Nik Rawlinson | Aug. 20, 2015
Our History of Apple begins with a look at Apple's not so humble beginnings, follow the Apple story with us.

jobs and woz

In this frequently updated feature we will be telling the story of Apple. We start with the early days, the tale of how Apple was founded, moving on through the Apple I, to the Apple II, the launch of the Macintosh and the revolution in the DTP industry... There is more to come in the Apple Story, so stay tuned!

The foundation of Apple: The third founder

The history of everyone's favourite start-up is a tech fairytale of one garage, three friends and very humble beginnings. But we're getting ahead of ourselves

The two Steves - Jobs and Wozniak - may have been Apple's most visible founders, but where it not for their friend Ronald Wayne there might be no iPhone, iPad or iMac today. Jobs convinced him to take 10% of the company stock and act as an arbiter should he and Woz come to blows, but Wayne backed out 12 days later, selling a holding that today would be worth $72bn for just $500.

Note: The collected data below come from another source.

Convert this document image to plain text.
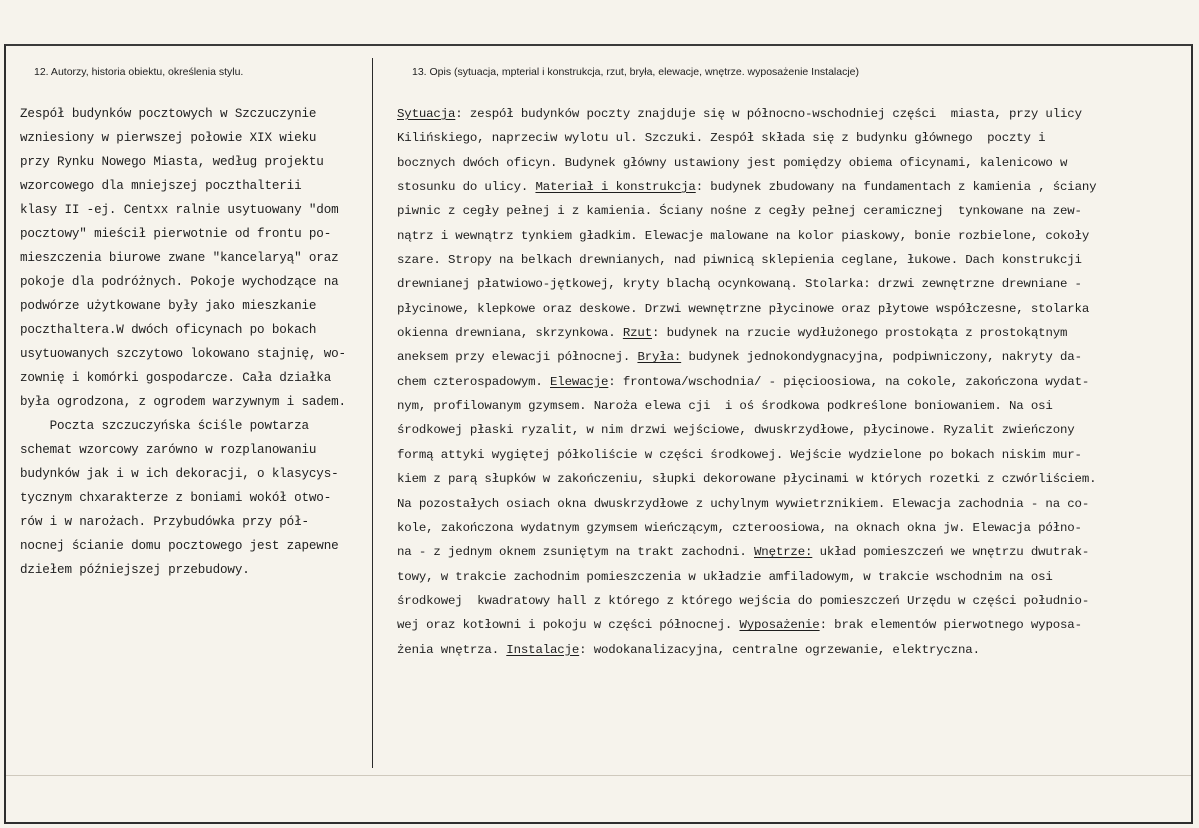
12. Autorzy, historia obiektu, określenia stylu.	13. Opis (sytuacja, mpterial i konstrukcja, rzut, bryła, elewacje, wnętrze. wyposażenie Instalacje)
Zespół budynków pocztowych w Szczuczynie
wzniesiony w pierwszej połowie XIX wieku
przy Rynku Nowego Miasta, według projektu
wzorcowego dla mniejszej poczthalterii
klasy II -ej. Centxx ralnie usytuowany "dom
pocztowy" mieścił pierwotnie od frontu po-
mieszczenia biurowe zwane "kancelaryą" oraz
pokoje dla podróżnych. Pokoje wychodzące na
podwórze użytkowane były jako mieszkanie
poczthaltera.W dwóch oficynach po bokach
usytuowanych szczytowo lokowano stajnię, wo-
zownię i komórki gospodarcze. Cała działka
była ogrodzona, z ogrodem warzywnym i sadem.
Poczta szczuczyńska ściśle powtarza
schemat wzorcowy zarówno w rozplanowaniu
budynków jak i w ich dekoracji, o klasycys-
tycznym chxarakterze z boniami wokół otwo-
rów i w narożach. Przybudówka przy pół-
nocnej ścianie domu pocztowego jest zapewne
dziełem późniejszej przebudowy.
Sytuacja: zespół budynków poczty znajduje się w północno-wschodniej części  miasta, przy ulicy
Kilińskiego, naprzeciw wylotu ul. Szczuki. Zespół składa się z budynku głównego  poczty i
bocznych dwóch oficyn. Budynek główny ustawiony jest pomiędzy obiema oficynami, kalenicowo w
stosunku do ulicy. Materiał i konstrukcja: budynek zbudowany na fundamentach z kamienia , ściany
piwnic z cegły pełnej i z kamienia. Ściany nośne z cegły pełnej ceramicznej  tynkowane na zew-
nątrz i wewnątrz tynkiem gładkim. Elewacje malowane na kolor piaskowy, bonie rozbielone, cokoły
szare. Stropy na belkach drewnianych, nad piwnicą sklepienia ceglane, łukowe. Dach konstrukcji
drewnianej płatwiowo-jętkowej, kryty blachą ocynkowaną. Stolarka: drzwi zewnętrzne drewniane -
płycinowe, klepkowe oraz deskowe. Drzwi wewnętrzne płycinowe oraz płytowe współczesne, stolarka
okienna drewniana, skrzynkowa. Rzut: budynek na rzucie wydłużonego prostokąta z prostokątnym
aneksem przy elewacji północnej. Bryła: budynek jednokondygnacyjna, podpiwniczony, nakryty da-
chem czterospadowym. Elewacje: frontowa/wschodnia/ - pięcioosiowa, na cokole, zakończona wydat-
nym, profilowanym gzymsem. Naroża elewa cji  i oś środkowa podkreślone boniowaniem. Na osi
środkowej płaski ryzalit, w nim drzwi wejściowe, dwuskrzydłowe, płycinowe. Ryzalit zwieńczony
formą attyki wygiętej półkoliście w części środkowej. Wejście wydzielone po bokach niskim mur-
kiem z parą słupków w zakończeniu, słupki dekorowane płycinami w których rozetki z czwórliściem.
Na pozostałych osiach okna dwuskrzydłowe z uchylnym wywietrznikiem. Elewacja zachodnia - na co-
kole, zakończona wydatnym gzymsem wieńczącym, czteroosiowa, na oknach okna jw. Elewacja półno-
na - z jednym oknem zsuniętym na trakt zachodni. Wnętrze: układ pomieszczeń we wnętrzu dwutrak-
towy, w trakcie zachodnim pomieszczenia w układzie amfiladowym, w trakcie wschodnim na osi
środkowej  kwadratowy hall z którego z którego wejścia do pomieszczeń Urzędu w części południo-
wej oraz kotłowni i pokoju w części północnej. Wyposażenie: brak elementów pierwotnego wyposa-
żenia wnętrza. Instalacje: wodokanalizacyjna, centralne ogrzewanie, elektryczna.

The foundation of Apple: How Jobs met Woz

Jobs met Woz at the Homebrew Computer Club; a gathering of enthusiasts in a garage in California's Menlo Park. Woz had seen his first MITS Altair there - which today looks like little more than a box of lights and circuit boards - and was inspired by MITS' build-it-yourself approach (the Altair came as a kit) to make something simpler for the rest of us. You can see this philosophy shining through in Apple's products today.

So he produced the the first computer with a typewriter-like keyboard and the ability to connect to a regular TV. Later christened the Apple I, it was the archetype of every modern computer, but Wozniak wasn't trying to change the world with what he'd produced - he just wanted to show off how much he'd managed to do with so few resources. Speaking to NPR in 2006, he explained that, 'when I built this Apple I the first computer to say a computer should look like a typewriter - it should have a keyboard - and the output device is a TV set, it wasn't really to show the world [that] here is the direction [it] should go [in]. It was to really show the people around me, to boast, to be clever, to get acknowledgement for having designed a very inexpensive computer.'"

It almost didn't happen, though. The Woz we know now has a larger than life personality - he's funded rock concerts and shimmied on Dancing with the Stars - but, as he told the Sydney Morning Herald, 'I was shy and felt that I knew little about the newest developments in computers.' He came close to ducking out altogether, and giving the Club a miss.